Republican Mitt Romney on Wednesday was expected to visit the poorest state in the union and renew his call for a national fight against what he calls “chronic” poverty, although he has yet to provide details on how he would lead such a fight.
Romney will blame a failure of ``liberal policies’’ and say America needs to pursue conservative solutions to fighting poverty, but he does not say which conservative policies he favors, according to the prepared statement.
Romney will expand slightly on his prior efforts to focus on anti-poverty policies, but his address mostly outlines a litany of problems, without providing any solutions. [emphasis added]
So there we have it! Romney is truly, deeply, sincerely concerned about the plight of America's poor, and as president, he'll work to improve their lot. We'll just have to wait and see what that would entail.
It all sounds awfully familiar.
And so we return to Richard Milhous Nixon. During his 1968 presidential run, Nixon suggested to voters that he had a secret plan to end war in Vietnam, on which the Americans had decisively soured followed that winter's Tet Offensive.
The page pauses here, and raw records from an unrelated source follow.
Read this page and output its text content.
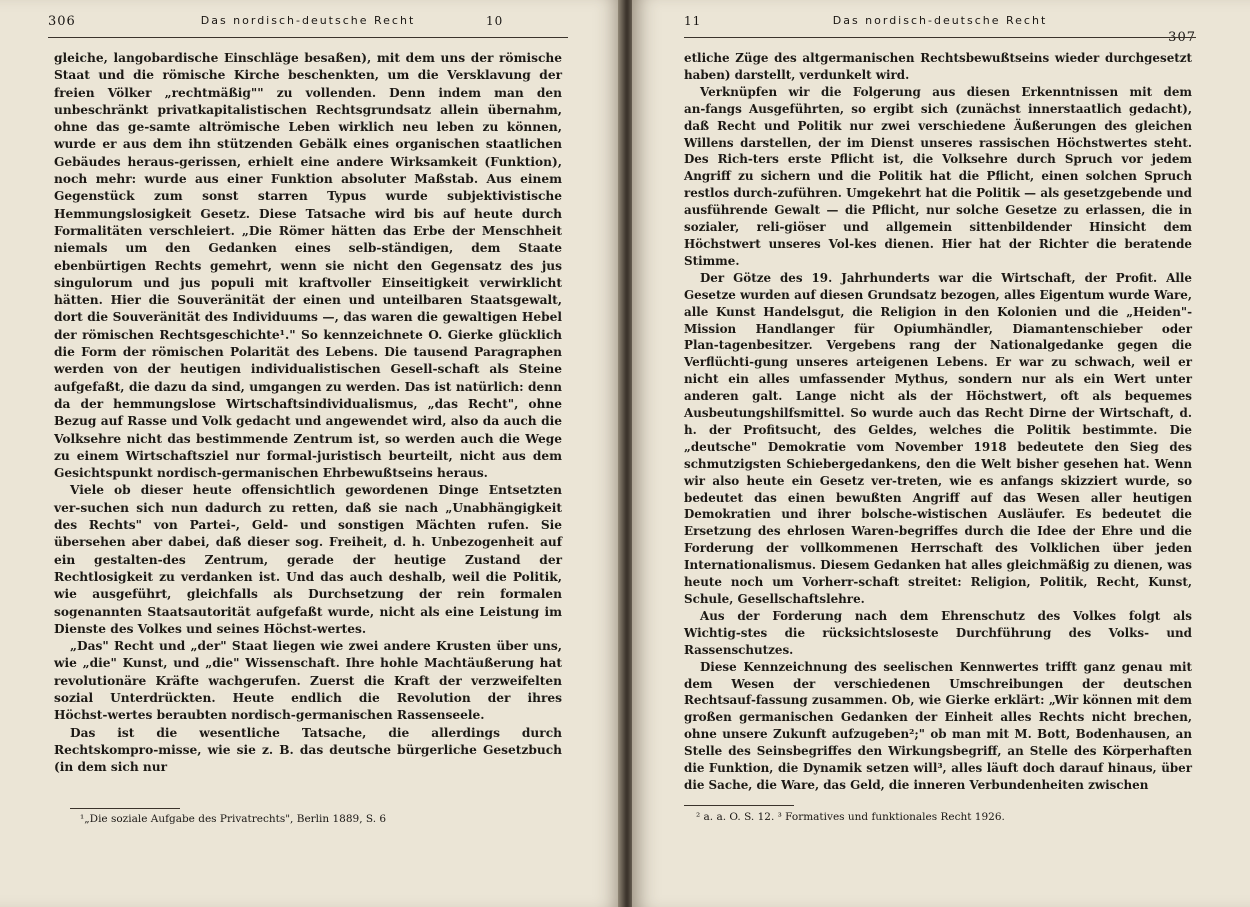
306	Das nordisch-deutsche Recht	10

gleiche, langobardische Einschläge besaßen), mit dem uns der römische Staat und die römische Kirche beschenkten, um die Versklavung der freien Völker „rechtmäßig"" zu vollenden. Denn indem man den unbeschränkt privatkapitalistischen Rechtsgrundsatz allein übernahm, ohne das ge‑samte altrömische Leben wirklich neu leben zu können, wurde er aus dem ihn stützenden Gebälk eines organischen staatlichen Gebäudes heraus‑gerissen, erhielt eine andere Wirksamkeit (Funktion), noch mehr: wurde aus einer Funktion absoluter Maßstab. Aus einem Gegenstück zum sonst starren Typus wurde subjektivistische Hemmungslosigkeit Gesetz. Diese Tatsache wird bis auf heute durch Formalitäten verschleiert. „Die Römer hätten das Erbe der Menschheit niemals um den Gedanken eines selb‑ständigen, dem Staate ebenbürtigen Rechts gemehrt, wenn sie nicht den Gegensatz des jus singulorum und jus populi mit kraftvoller Einseitigkeit verwirklicht hätten. Hier die Souveränität der einen und unteilbaren Staatsgewalt, dort die Souveränität des Individuums —, das waren die gewaltigen Hebel der römischen Rechtsgeschichte¹." So kennzeichnete O. Gierke glücklich die Form der römischen Polarität des Lebens. Die tausend Paragraphen werden von der heutigen individualistischen Gesell‑schaft als Steine aufgefaßt, die dazu da sind, umgangen zu werden. Das ist natürlich: denn da der hemmungslose Wirtschaftsindividualismus, „das Recht", ohne Bezug auf Rasse und Volk gedacht und angewendet wird, also da auch die Volksehre nicht das bestimmende Zentrum ist, so werden auch die Wege zu einem Wirtschaftsziel nur formal-juristisch beurteilt, nicht aus dem Gesichtspunkt nordisch-germanischen Ehrbewußtseins heraus.

Viele ob dieser heute offensichtlich gewordenen Dinge Entsetzten ver‑suchen sich nun dadurch zu retten, daß sie nach „Unabhängigkeit des Rechts" von Partei-, Geld- und sonstigen Mächten rufen. Sie übersehen aber dabei, daß dieser sog. Freiheit, d. h. Unbezogenheit auf ein gestalten‑des Zentrum, gerade der heutige Zustand der Rechtlosigkeit zu verdanken ist. Und das auch deshalb, weil die Politik, wie ausgeführt, gleichfalls als Durchsetzung der rein formalen sogenannten Staatsautorität aufgefaßt wurde, nicht als eine Leistung im Dienste des Volkes und seines Höchst‑wertes.

„Das" Recht und „der" Staat liegen wie zwei andere Krusten über uns, wie „die" Kunst, und „die" Wissenschaft. Ihre hohle Machtäußerung hat revolutionäre Kräfte wachgerufen. Zuerst die Kraft der verzweifelten sozial Unterdrückten. Heute endlich die Revolution der ihres Höchst‑wertes beraubten nordisch-germanischen Rassenseele.

Das ist die wesentliche Tatsache, die allerdings durch Rechtskompro‑misse, wie sie z. B. das deutsche bürgerliche Gesetzbuch (in dem sich nur

¹„Die soziale Aufgabe des Privatrechts", Berlin 1889, S. 6
11	Das nordisch-deutsche Recht
307

etliche Züge des altgermanischen Rechtsbewußtseins wieder durchgesetzt haben) darstellt, verdunkelt wird.

Verknüpfen wir die Folgerung aus diesen Erkenntnissen mit dem an‑fangs Ausgeführten, so ergibt sich (zunächst innerstaatlich gedacht), daß Recht und Politik nur zwei verschiedene Äußerungen des gleichen Willens darstellen, der im Dienst unseres rassischen Höchstwertes steht. Des Rich‑ters erste Pflicht ist, die Volksehre durch Spruch vor jedem Angriff zu sichern und die Politik hat die Pflicht, einen solchen Spruch restlos durch‑zuführen. Umgekehrt hat die Politik — als gesetzgebende und ausführende Gewalt — die Pflicht, nur solche Gesetze zu erlassen, die in sozialer, reli‑giöser und allgemein sittenbildender Hinsicht dem Höchstwert unseres Vol‑kes dienen. Hier hat der Richter die beratende Stimme.

Der Götze des 19. Jahrhunderts war die Wirtschaft, der Profit. Alle Gesetze wurden auf diesen Grundsatz bezogen, alles Eigentum wurde Ware, alle Kunst Handelsgut, die Religion in den Kolonien und die „Heiden"-Mission Handlanger für Opiumhändler, Diamantenschieber oder Plan‑tagenbesitzer. Vergebens rang der Nationalgedanke gegen die Verflüchti‑gung unseres arteigenen Lebens. Er war zu schwach, weil er nicht ein alles umfassender Mythus, sondern nur als ein Wert unter anderen galt. Lange nicht als der Höchstwert, oft als bequemes Ausbeutungshilfsmittel. So wurde auch das Recht Dirne der Wirtschaft, d. h. der Profitsucht, des Geldes, welches die Politik bestimmte. Die „deutsche" Demokratie vom November 1918 bedeutete den Sieg des schmutzigsten Schiebergedankens, den die Welt bisher gesehen hat. Wenn wir also heute ein Gesetz ver‑treten, wie es anfangs skizziert wurde, so bedeutet das einen bewußten Angriff auf das Wesen aller heutigen Demokratien und ihrer bolsche‑wistischen Ausläufer. Es bedeutet die Ersetzung des ehrlosen Waren‑begriffes durch die Idee der Ehre und die Forderung der vollkommenen Herrschaft des Volklichen über jeden Internationalismus. Diesem Gedanken hat alles gleichmäßig zu dienen, was heute noch um Vorherr‑schaft streitet: Religion, Politik, Recht, Kunst, Schule, Gesellschaftslehre.

Aus der Forderung nach dem Ehrenschutz des Volkes folgt als Wichtig‑stes die rücksichtsloseste Durchführung des Volks- und Rassenschutzes.

Diese Kennzeichnung des seelischen Kennwertes trifft ganz genau mit dem Wesen der verschiedenen Umschreibungen der deutschen Rechtsauf‑fassung zusammen. Ob, wie Gierke erklärt: „Wir können mit dem großen germanischen Gedanken der Einheit alles Rechts nicht brechen, ohne unsere Zukunft aufzugeben²;" ob man mit M. Bott, Bodenhausen, an Stelle des Seinsbegriffes den Wirkungsbegriff, an Stelle des Körperhaften die Funktion, die Dynamik setzen will³, alles läuft doch darauf hinaus, über die Sache, die Ware, das Geld, die inneren Verbundenheiten zwischen

² a. a. O. S. 12. ³ Formatives und funktionales Recht 1926.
Although Nixon never used the phrase "secret plan," he conveyed both privately and publicly that he was prepared to bring the conflict to a peaceful resolution. The GOP candidate maintained backchannels with anti-war critics, assuring them that upon his inauguration he would convene a summit with the Soviet Union to negotiate an end to the war and "de-Americanize" the conflict. Publicly, Nixon assured Americans that he would bring an end to the war, although he avoided specifics; Nixon could take care of that highly sensitive business come January 20, 1969.
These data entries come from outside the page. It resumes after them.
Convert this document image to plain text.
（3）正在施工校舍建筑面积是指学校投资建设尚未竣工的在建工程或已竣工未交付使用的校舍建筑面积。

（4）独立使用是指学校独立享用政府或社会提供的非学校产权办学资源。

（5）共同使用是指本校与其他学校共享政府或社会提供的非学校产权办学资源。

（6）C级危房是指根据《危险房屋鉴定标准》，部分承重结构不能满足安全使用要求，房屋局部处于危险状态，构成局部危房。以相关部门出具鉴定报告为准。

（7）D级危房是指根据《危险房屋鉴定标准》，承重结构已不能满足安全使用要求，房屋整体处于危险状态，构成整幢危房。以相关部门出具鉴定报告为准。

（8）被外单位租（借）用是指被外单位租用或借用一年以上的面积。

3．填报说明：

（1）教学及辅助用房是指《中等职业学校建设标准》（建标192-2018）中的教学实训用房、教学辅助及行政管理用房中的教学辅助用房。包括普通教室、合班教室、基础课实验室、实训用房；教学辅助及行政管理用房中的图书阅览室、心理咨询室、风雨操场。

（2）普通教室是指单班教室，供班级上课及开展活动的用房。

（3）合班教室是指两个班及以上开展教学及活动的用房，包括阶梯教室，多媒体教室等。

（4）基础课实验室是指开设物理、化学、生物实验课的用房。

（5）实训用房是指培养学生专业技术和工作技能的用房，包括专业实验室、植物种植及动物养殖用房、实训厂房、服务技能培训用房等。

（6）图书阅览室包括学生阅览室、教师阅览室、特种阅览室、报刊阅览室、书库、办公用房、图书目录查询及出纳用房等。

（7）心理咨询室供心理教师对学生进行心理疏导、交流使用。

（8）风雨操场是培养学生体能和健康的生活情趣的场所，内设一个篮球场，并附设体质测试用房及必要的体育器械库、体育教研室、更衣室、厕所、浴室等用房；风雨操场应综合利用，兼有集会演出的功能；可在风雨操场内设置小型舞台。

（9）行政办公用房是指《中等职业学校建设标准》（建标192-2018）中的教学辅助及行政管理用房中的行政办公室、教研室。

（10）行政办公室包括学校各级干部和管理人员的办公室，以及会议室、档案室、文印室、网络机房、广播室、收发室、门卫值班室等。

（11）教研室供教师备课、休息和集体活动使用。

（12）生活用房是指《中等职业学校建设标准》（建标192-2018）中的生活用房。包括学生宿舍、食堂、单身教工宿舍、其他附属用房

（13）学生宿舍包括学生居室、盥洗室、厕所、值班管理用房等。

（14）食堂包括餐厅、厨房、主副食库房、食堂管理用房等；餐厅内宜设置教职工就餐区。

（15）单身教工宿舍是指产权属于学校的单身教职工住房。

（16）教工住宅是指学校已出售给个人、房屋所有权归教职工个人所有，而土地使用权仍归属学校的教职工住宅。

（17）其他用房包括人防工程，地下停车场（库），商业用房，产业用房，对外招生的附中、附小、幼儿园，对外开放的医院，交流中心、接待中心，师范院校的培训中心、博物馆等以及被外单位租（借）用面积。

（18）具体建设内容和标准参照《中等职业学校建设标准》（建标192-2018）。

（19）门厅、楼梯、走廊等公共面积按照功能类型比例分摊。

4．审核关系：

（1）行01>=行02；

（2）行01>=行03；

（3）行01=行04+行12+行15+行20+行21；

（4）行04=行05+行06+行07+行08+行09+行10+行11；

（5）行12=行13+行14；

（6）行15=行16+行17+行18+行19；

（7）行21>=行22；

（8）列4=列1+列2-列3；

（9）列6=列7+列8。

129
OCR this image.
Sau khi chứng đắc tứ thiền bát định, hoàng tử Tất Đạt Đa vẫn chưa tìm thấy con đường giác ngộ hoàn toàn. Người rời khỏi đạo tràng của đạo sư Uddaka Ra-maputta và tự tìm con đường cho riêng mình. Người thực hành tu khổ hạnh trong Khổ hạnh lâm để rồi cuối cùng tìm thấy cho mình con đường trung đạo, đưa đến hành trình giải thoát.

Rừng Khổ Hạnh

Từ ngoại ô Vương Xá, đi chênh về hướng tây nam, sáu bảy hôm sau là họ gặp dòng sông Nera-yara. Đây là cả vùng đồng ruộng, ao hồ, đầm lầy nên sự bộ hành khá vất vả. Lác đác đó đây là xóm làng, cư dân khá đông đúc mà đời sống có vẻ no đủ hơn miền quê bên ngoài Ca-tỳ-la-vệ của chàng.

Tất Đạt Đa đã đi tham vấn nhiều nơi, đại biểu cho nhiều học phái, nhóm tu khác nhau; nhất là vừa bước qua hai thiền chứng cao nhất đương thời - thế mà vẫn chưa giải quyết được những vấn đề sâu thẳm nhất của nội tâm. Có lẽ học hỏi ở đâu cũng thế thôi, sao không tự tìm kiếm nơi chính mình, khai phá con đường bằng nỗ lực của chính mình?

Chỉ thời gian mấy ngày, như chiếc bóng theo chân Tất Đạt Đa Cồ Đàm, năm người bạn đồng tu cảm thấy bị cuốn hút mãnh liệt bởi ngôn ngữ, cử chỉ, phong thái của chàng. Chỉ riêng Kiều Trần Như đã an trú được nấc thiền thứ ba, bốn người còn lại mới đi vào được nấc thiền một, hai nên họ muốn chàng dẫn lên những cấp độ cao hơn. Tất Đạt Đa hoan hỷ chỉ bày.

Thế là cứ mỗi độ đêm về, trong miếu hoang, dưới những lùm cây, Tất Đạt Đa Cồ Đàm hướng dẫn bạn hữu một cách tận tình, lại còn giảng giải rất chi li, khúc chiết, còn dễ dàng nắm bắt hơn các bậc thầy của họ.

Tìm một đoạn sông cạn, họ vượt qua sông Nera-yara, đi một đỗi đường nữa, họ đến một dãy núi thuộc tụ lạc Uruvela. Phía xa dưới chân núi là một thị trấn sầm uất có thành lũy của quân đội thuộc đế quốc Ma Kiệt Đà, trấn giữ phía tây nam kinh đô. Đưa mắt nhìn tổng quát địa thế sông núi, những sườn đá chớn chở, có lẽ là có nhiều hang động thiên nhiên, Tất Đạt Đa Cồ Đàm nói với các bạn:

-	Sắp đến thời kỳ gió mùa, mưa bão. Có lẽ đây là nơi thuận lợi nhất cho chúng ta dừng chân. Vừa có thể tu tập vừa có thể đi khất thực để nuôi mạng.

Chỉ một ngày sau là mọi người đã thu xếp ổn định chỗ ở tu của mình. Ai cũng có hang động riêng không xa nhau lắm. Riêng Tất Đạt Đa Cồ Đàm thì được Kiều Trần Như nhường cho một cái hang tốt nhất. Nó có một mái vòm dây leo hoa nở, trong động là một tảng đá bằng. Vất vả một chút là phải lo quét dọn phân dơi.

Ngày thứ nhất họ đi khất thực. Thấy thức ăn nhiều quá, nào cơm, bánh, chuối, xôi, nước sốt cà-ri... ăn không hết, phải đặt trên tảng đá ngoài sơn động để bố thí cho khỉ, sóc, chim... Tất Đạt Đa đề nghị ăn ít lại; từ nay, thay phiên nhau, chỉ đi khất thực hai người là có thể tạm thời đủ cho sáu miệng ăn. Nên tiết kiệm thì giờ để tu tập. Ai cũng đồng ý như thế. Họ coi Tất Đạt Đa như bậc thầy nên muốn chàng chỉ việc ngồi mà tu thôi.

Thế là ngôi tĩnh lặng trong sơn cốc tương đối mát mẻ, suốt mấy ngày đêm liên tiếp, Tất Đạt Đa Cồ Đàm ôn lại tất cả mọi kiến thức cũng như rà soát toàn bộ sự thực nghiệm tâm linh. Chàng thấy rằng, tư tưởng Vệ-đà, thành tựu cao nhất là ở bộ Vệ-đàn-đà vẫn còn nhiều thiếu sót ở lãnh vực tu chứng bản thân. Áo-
Nixon did, of course, usher in "Vietnamization," the process whereby American forces gradually withdrew and gave greater responsibility to South Vietnamese forces in their fight against the Viet Cong. But Nixon simultaneously escalated the war, bombing Cambodia and Laos despite lacking congressional authorization to do so and leading to thousands more lives lost; had Americans known this aspect of Nixon's "secret plan," they may not have awarded him the narrow victory he won in 1968.
Nearly half a century later, we once again encounter a candidate whose core conviction seems to be that the country needs him as president, and who has no problem adjusting to changing political currents, if that's what winning the top job requires.
Perhaps Romney has some impressive anti-poverty tricks up his sleeve, but I'd advise against betting on it; like Nixon confronting a war-weary public, Romney sees an electorate beset with anxieties about inequality and upward mobility, but he offers voters nothing more than vapid platitudes about job creation and opportunity -- the standard conservative playbook. Until he moves beyond that, let's call Romney's anti-poverty crusade the Nixonian sham that it is.